Frequently asked questions
Does AI make you dumber?
Not in the sense of lowering raw intelligence. The better description is skill atrophy: capabilities you stop exercising — recall, synthesis, sustained reasoning — weaken, and the loss is gradual enough to go unnoticed until you need them.
Is cognitive offloading always bad?
No. Offloading is how every tool from the calculator to the map works, and it usefully frees attention for harder problems. It becomes a problem only when you offload the skills you still need to own — the ones your judgment, credibility, or profession depends on.

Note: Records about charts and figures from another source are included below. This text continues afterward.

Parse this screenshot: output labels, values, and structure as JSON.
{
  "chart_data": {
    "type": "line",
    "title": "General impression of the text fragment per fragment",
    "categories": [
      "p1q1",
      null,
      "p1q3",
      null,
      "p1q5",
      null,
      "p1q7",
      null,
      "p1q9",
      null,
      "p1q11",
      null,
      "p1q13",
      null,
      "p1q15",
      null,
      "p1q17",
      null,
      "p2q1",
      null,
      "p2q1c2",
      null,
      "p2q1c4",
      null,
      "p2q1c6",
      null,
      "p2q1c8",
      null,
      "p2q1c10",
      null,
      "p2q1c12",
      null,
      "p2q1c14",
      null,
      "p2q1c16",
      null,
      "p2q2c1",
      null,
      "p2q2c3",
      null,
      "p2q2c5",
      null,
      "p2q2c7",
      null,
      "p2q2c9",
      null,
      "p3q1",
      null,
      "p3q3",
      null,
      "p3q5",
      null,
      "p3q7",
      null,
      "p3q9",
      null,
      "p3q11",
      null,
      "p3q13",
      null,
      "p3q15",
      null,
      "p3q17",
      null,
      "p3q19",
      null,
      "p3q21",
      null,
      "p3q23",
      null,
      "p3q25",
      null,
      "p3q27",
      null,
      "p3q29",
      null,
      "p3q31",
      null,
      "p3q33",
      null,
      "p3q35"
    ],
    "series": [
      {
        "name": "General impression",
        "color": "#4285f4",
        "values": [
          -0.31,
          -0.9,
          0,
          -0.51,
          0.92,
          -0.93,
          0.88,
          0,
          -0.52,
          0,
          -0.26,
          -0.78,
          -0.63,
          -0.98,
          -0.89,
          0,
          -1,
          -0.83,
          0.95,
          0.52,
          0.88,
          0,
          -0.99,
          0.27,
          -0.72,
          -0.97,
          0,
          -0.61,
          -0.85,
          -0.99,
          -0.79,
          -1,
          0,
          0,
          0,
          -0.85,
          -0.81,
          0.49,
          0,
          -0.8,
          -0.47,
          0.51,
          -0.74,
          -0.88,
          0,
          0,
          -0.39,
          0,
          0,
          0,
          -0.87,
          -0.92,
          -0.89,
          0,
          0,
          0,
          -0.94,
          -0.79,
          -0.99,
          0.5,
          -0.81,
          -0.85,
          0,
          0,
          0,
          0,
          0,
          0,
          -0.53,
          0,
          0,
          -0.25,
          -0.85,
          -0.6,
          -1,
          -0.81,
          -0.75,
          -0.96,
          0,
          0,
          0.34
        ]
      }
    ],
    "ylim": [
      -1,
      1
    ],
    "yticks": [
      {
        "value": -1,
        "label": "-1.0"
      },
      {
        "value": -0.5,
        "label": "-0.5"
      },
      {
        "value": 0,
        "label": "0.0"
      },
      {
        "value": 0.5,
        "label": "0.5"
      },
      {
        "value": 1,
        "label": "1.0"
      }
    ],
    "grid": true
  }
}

Can the effect be reversed?
Partly. Short-term studies suggest the deficit lingers after AI use stops, but deliberate practice and effort-first habits appear to help rebuild engagement. Long-term reversibility is not yet well established — a genuine gap in the current evidence.
How can leaders stop AI from eroding their teams’ thinking?
Build effort-first workflows, normalize using AI as a critic rather than a ghostwriter, and protect junior skill formation specifically. The failure mode to watch is “AI-drafted” silently becoming “unexamined” — treat AI output as a first draft to be interrogated, never as a finished verdict.